Qualcosa si muove a Modugno. La mostra sulle immagine sacre e sulle edicole votive nel centro storico e nei borghi
[ Pubblicato Sabato, 16 Novembre 2002 - 0:40 ]
Da qualche anno a questa parte stiamo assistendo ad un graduale risveglio del piacere di riscoprire il senso di appartenenza alla nostra terra, grazie alla promozione da parte di diverse associazioni cittadine di manifestazioni culturali di vario genere che propongono itinerari storico - artistici interessanti, che puntano alla valorizzazione del nostro patrimonio.
In occasione della Festa della Madonna Addolorata (10 marzo), Protettrice di Modugno ed in concomitanza con S. Giuseppe, la Pro Loco di Modugno, con il patrocinio del Comune, ha voluto esaltare questo particolare periodo allestendo nella propria sede (Sala del Sedile) dal 6 al 24 marzo u.s., una mostra fotografica in tema di tradizioni religiose modugnesi.
La rassegna dal titolo “Arte e religiosità modugnesi: immagini sacre ed edicole votive nel centro storico e nei borghi di Modugno”, nata in sordina da un’idea di Angelo Rana, avvezzo a guardare con occhi appassionati il proprio paese, con l’ausilio del fotografo Nino Santeramo, ha riscosso un inattesa accoglienza di visitatori curiosi e variamente interessati.
Le immagini sacre racchiuse nei caratteristici tempietti, denominati edicole, di antica tradizione, che ancora oggi proteggono i vicinati ed i vicoli del nostro paese, costituiscono un bene misconosciuto che getta luce su un’epoca lontana in cui non c’era altra illuminazione per le strade che quella delle lampade votive, un’epoca forse di minore benessere, ma forse ispirata ad una maggiore solidarietà.

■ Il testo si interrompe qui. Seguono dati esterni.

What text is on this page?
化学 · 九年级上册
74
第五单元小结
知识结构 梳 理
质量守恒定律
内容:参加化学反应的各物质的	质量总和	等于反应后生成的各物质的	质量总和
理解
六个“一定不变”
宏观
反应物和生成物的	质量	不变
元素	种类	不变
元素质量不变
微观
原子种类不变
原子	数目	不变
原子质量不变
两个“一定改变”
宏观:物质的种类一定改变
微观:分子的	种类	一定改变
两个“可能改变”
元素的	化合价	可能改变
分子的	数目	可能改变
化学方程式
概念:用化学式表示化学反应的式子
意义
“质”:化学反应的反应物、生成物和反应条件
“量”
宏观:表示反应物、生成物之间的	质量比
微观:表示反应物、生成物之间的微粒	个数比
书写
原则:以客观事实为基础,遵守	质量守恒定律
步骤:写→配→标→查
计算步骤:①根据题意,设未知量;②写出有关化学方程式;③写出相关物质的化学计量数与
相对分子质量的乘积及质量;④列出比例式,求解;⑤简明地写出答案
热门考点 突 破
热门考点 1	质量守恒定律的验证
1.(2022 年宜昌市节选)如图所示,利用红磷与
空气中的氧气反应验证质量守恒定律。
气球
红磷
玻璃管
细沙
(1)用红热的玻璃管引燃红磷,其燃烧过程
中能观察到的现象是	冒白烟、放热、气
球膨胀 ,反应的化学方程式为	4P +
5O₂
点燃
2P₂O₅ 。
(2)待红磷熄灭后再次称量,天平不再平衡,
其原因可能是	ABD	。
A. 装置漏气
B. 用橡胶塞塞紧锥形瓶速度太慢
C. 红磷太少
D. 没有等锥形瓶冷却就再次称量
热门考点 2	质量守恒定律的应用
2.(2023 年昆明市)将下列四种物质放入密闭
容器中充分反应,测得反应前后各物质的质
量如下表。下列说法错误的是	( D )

Il percorso espositivo, corredato da pianta ed utili didascalie, si snodava lungo venti fotografie, raffiguranti dipinti, affreschi, bassorilievi, sculture, oleografie, per la maggior parte mariane, il che la dice lunga sul culto della Madonna a Modugno, di epoca più o meno recente, alcuni anteriori al 1700, individuabili soprattutto in quel trapezio che definisce il centro storico.
A parte la scoperta di un inedito e prezioso bassorilievo dipinto della Madonna delle Grazie, probabilmente cinquecentesco, all’interno di un’abitazione privata, non siamo di fronte a grandi opere d’arte.

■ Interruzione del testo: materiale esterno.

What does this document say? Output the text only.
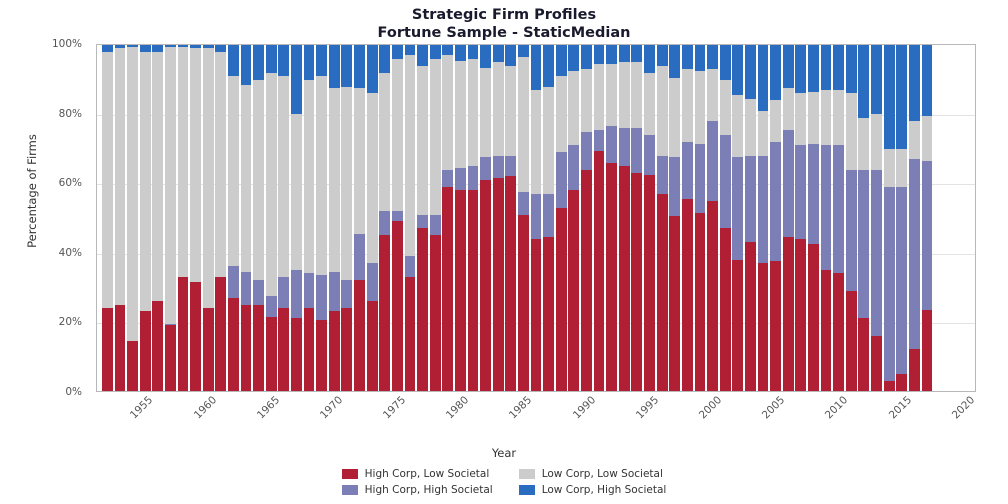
Strategic Firm Profiles
Fortune Sample - StaticMedian
Percentage of Firms
0%
20%
40%
60%
80%
100%
1955	1960	1965	1970	1975	1980	1985	1990	1995	2000	2005	2010	2015	2020
Year
High Corp, Low Societal	Low Corp, Low Societal
High Corp, High Societal	Low Corp, High Societal
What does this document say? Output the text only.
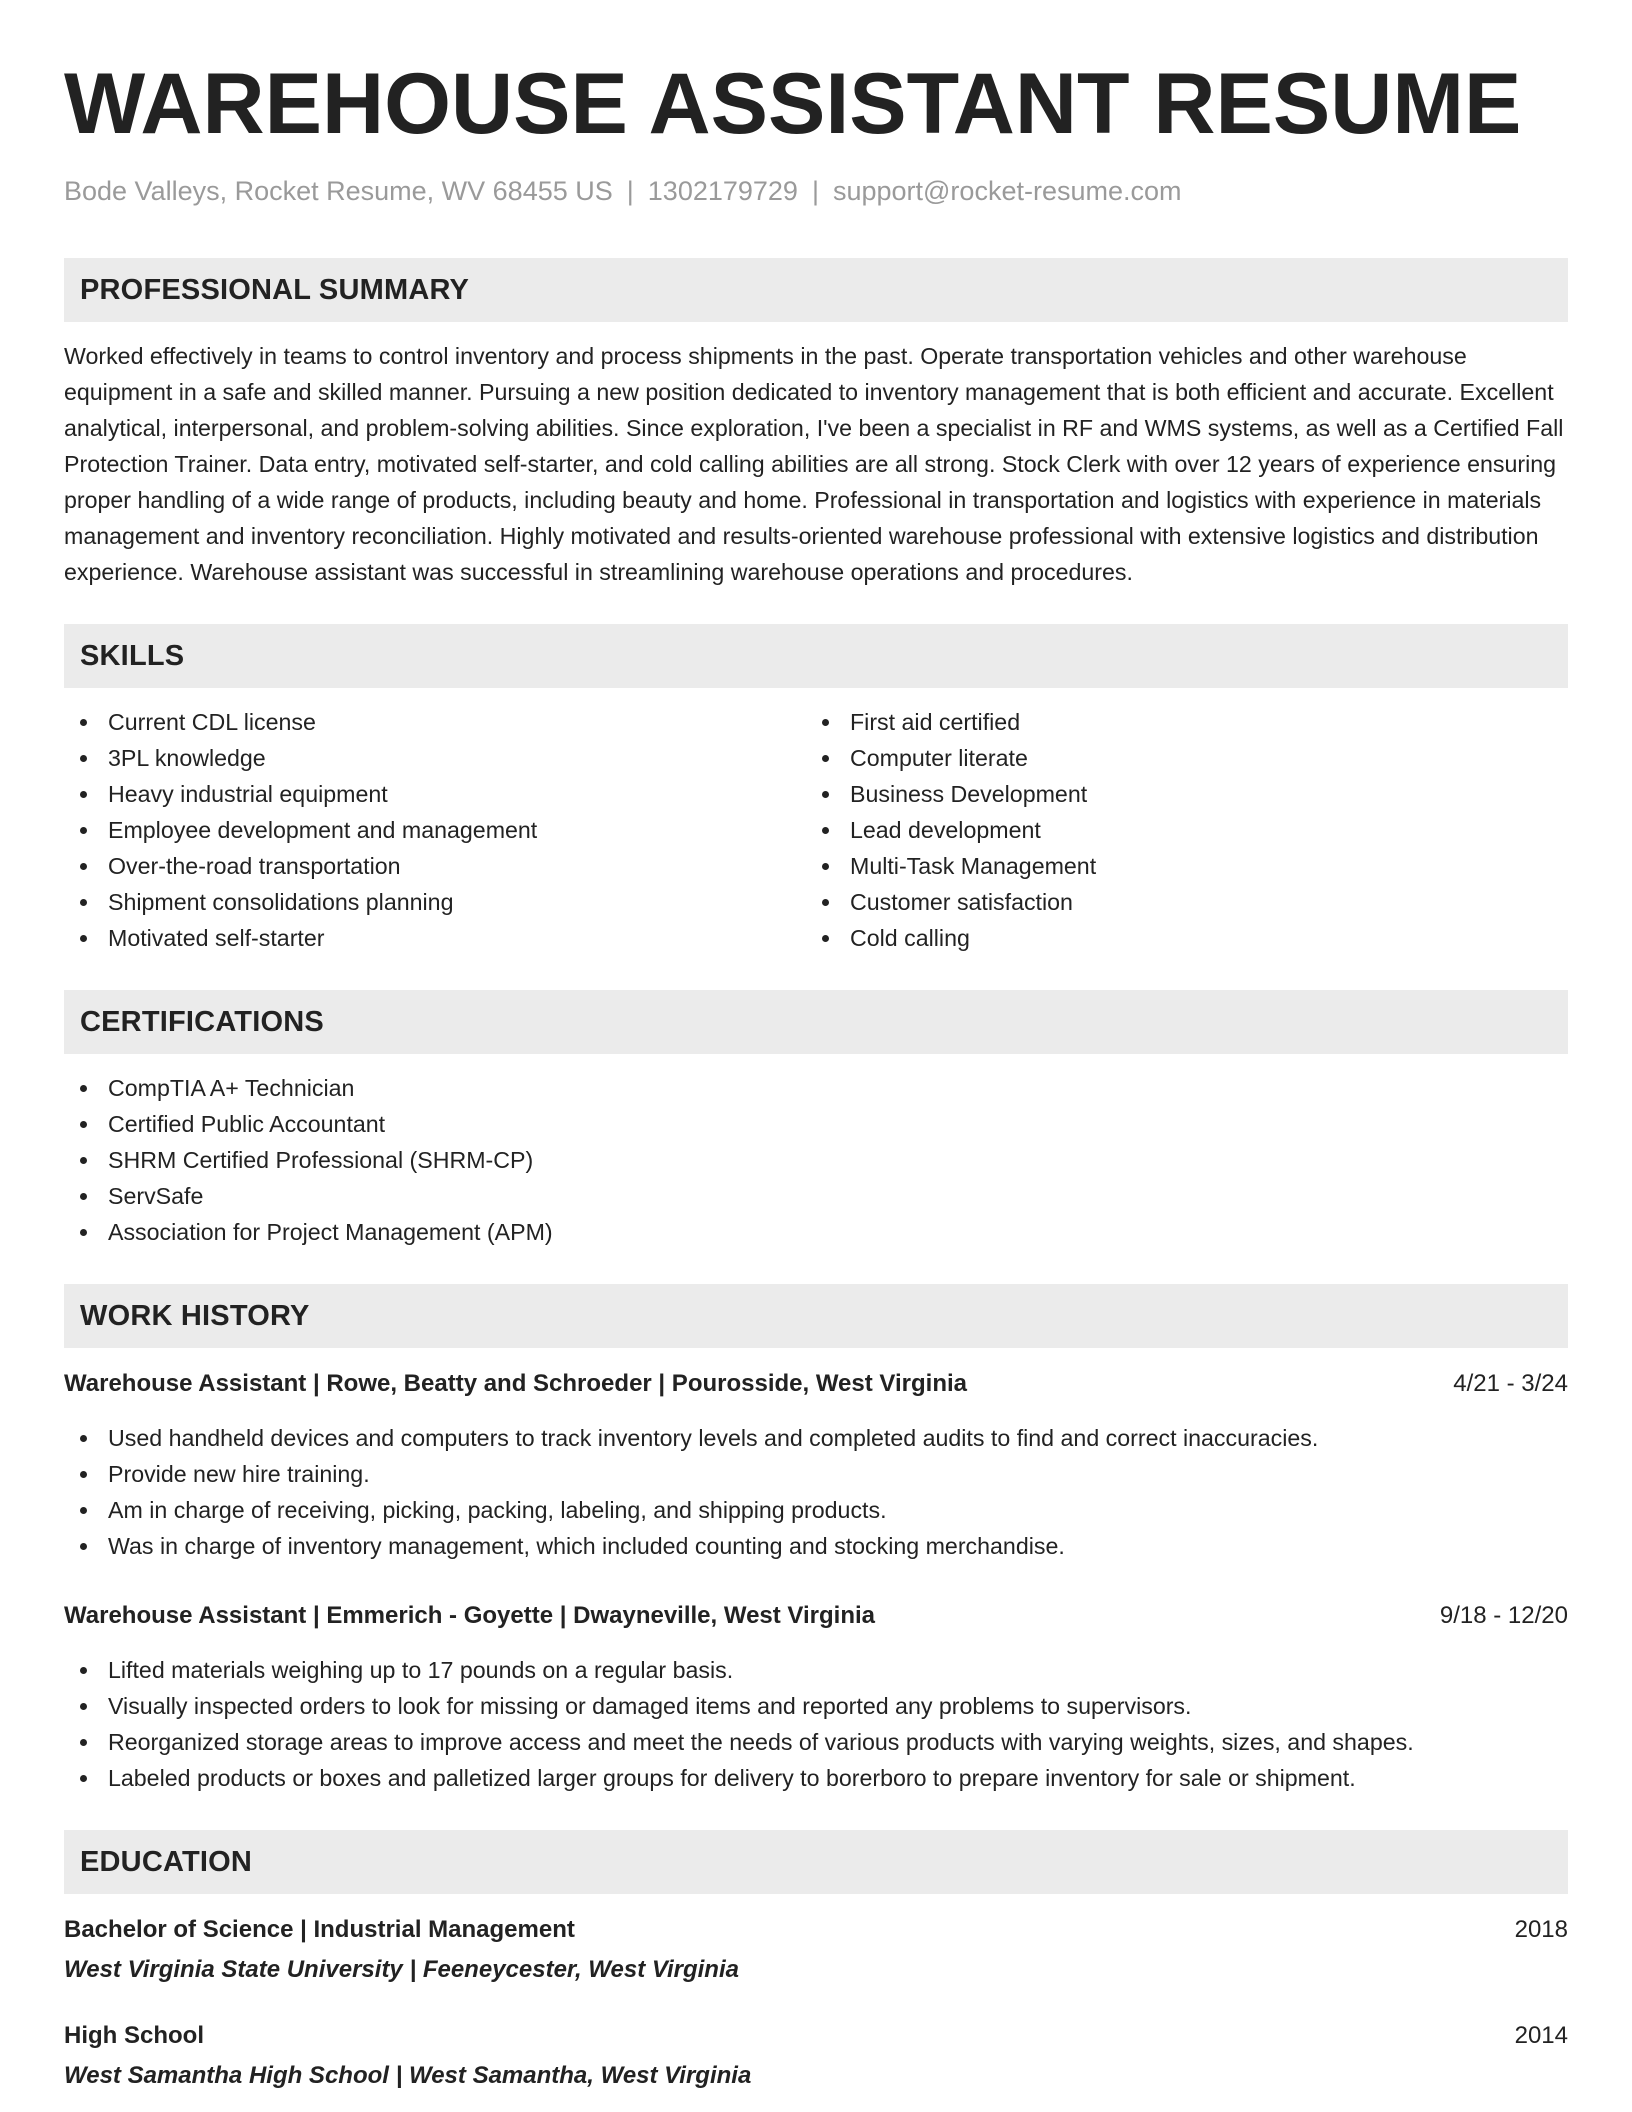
WAREHOUSE ASSISTANT RESUME
Bode Valleys, Rocket Resume, WV 68455 US | 1302179729 | support@rocket-resume.com
PROFESSIONAL SUMMARY
Worked effectively in teams to control inventory and process shipments in the past. Operate transportation vehicles and other warehouse equipment in a safe and skilled manner. Pursuing a new position dedicated to inventory management that is both efficient and accurate. Excellent analytical, interpersonal, and problem-solving abilities. Since exploration, I've been a specialist in RF and WMS systems, as well as a Certified Fall Protection Trainer. Data entry, motivated self-starter, and cold calling abilities are all strong. Stock Clerk with over 12 years of experience ensuring proper handling of a wide range of products, including beauty and home. Professional in transportation and logistics with experience in materials management and inventory reconciliation. Highly motivated and results-oriented warehouse professional with extensive logistics and distribution experience. Warehouse assistant was successful in streamlining warehouse operations and procedures.
SKILLS
Current CDL license
3PL knowledge
Heavy industrial equipment
Employee development and management
Over-the-road transportation
Shipment consolidations planning
Motivated self-starter
First aid certified
Computer literate
Business Development
Lead development
Multi-Task Management
Customer satisfaction
Cold calling
CERTIFICATIONS
CompTIA A+ Technician
Certified Public Accountant
SHRM Certified Professional (SHRM-CP)
ServSafe
Association for Project Management (APM)
WORK HISTORY
Warehouse Assistant | Rowe, Beatty and Schroeder | Pourosside, West Virginia	4/21 - 3/24
Used handheld devices and computers to track inventory levels and completed audits to find and correct inaccuracies.
Provide new hire training.
Am in charge of receiving, picking, packing, labeling, and shipping products.
Was in charge of inventory management, which included counting and stocking merchandise.
Warehouse Assistant | Emmerich - Goyette | Dwayneville, West Virginia	9/18 - 12/20
Lifted materials weighing up to 17 pounds on a regular basis.
Visually inspected orders to look for missing or damaged items and reported any problems to supervisors.
Reorganized storage areas to improve access and meet the needs of various products with varying weights, sizes, and shapes.
Labeled products or boxes and palletized larger groups for delivery to borerboro to prepare inventory for sale or shipment.
EDUCATION
Bachelor of Science | Industrial Management	2018
West Virginia State University | Feeneycester, West Virginia
High School	2014
West Samantha High School | West Samantha, West Virginia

Queste “Preghiere dipinte”, così come le definisce la Prof.ssa Mirella Casamassima, che ha curato la presentazione storica della mostra, tuttavia, rappresentano una fonte di notevole interesse sul piano storico, religioso e sociale perché testimoniano frammenti della nostra storia locale in termini di vissuto quotidiano e di pietà popolare. Di qui nasce l’esigenza di un loro restauro e di una loro valorizzazione in loco, nel loro naturale contesto socio-ambientale, umano ed urbanistico. Il degrado delle edicole non può essere frenato solo dalla cura devota che ne hanno gli abitanti del quartiere. Quest’iniziativa, forse per alcuni ingenua, ma in accordo con le regole statutarie della Pro Loco, ha avuto quindi primariamente lo scopo di sensibilizzare la cittadinanza, iniziando un parziale censimento delle immagini ed offrendo un primo approccio al problema del loro recupero.

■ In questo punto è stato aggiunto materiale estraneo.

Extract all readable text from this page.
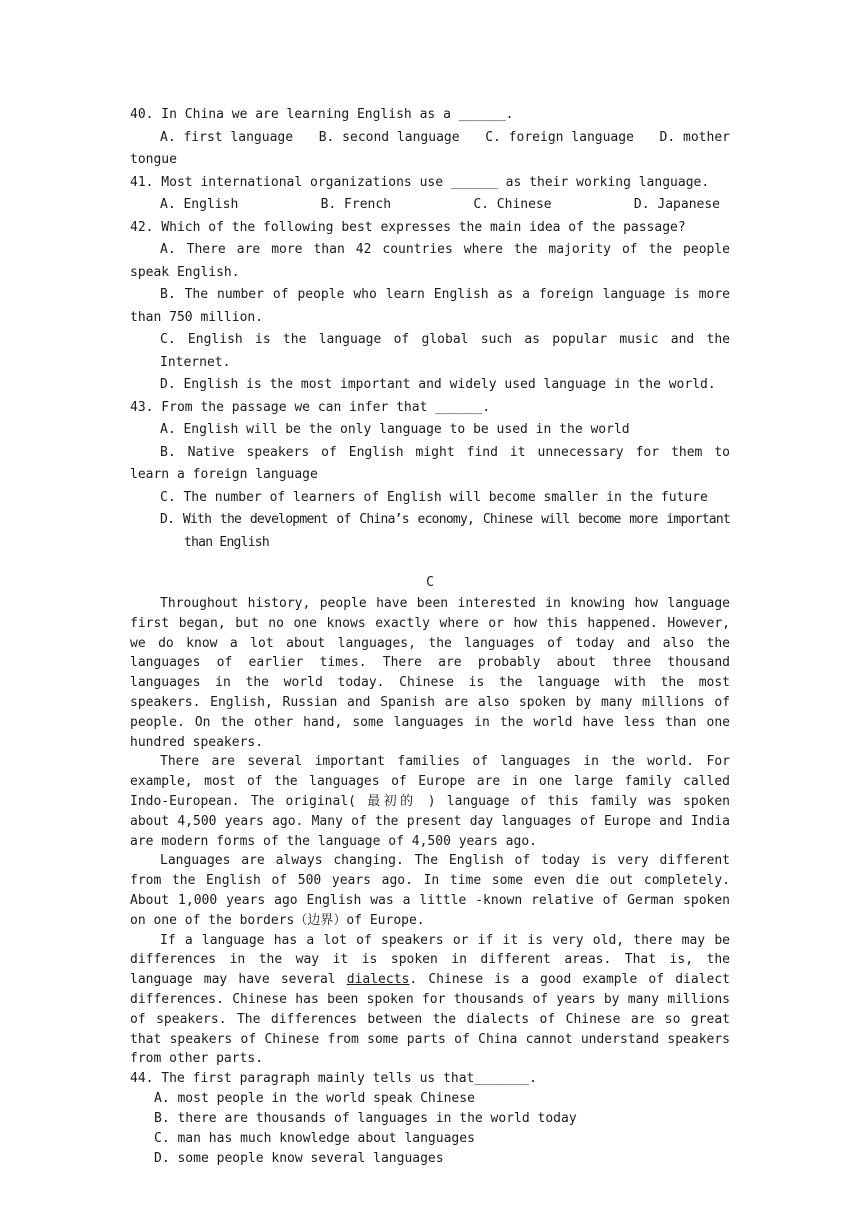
40. In China we are learning English as a ______.

A. first language B. second language C. foreign language D. mother

tongue

41. Most international organizations use ______ as their working language.

A. English	B. French	C. Chinese	D. Japanese

42. Which of the following best expresses the main idea of the passage?

A. There are more than 42 countries where the majority of the people speak English.

B. The number of people who learn English as a foreign language is more than 750 million.

C. English is the language of global such as popular music and the Internet.

D. English is the most important and widely used language in the world.

43. From the passage we can infer that ______.

A. English will be the only language to be used in the world

B. Native speakers of English might find it unnecessary for them to learn a foreign language

C. The number of learners of English will become smaller in the future

D. With the development of China’s economy, Chinese will become more important than English

C

Throughout history, people have been interested in knowing how language first began, but no one knows exactly where or how this happened. However, we do know a lot about languages, the languages of today and also the languages of earlier times. There are probably about three thousand languages in the world today. Chinese is the language with the most speakers. English, Russian and Spanish are also spoken by many millions of people. On the other hand, some languages in the world have less than one hundred speakers.

There are several important families of languages in the world. For example, most of the languages of Europe are in one large family called Indo-European. The original( 最初的 ) language of this family was spoken about 4,500 years ago. Many of the present day languages of Europe and India are modern forms of the language of 4,500 years ago.

Languages are always changing. The English of today is very different from the English of 500 years ago. In time some even die out completely. About 1,000 years ago English was a little -known relative of German spoken on one of the borders（边界）of Europe.

If a language has a lot of speakers or if it is very old, there may be differences in the way it is spoken in different areas. That is, the language may have several dialects. Chinese is a good example of dialect differences. Chinese has been spoken for thousands of years by many millions of speakers. The differences between the dialects of Chinese are so great that speakers of Chinese from some parts of China cannot understand speakers from other parts.

44. The first paragraph mainly tells us that_______.

A. most people in the world speak Chinese

B. there are thousands of languages in the world today

C. man has much knowledge about languages

D. some people know several languages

Il Comitato organizzatore si ripropone in un secondo momento di effettuare una schedatura esauriente di ogni singola immagine.
L’urgenza che si pone la salvaguardia soprattutto degli affreschi più antichi, quelli dell’Arco dei Santi (la Crocifissione e la Madonna del Suffragio in via Cazzano), i cui intonaci rischiano di frantumarsi sugli ignari passanti, e il S. Giovanni Battista ritratto nella lunetta dell’ingresso laterale della Chiesa omonima, ormai irriconoscibile, probabilmente otterrà una risposta costruttiva da parte della nostra Amministrazione che comincia a pensare con occhi diversi alla valorizzazione delle risorse locali.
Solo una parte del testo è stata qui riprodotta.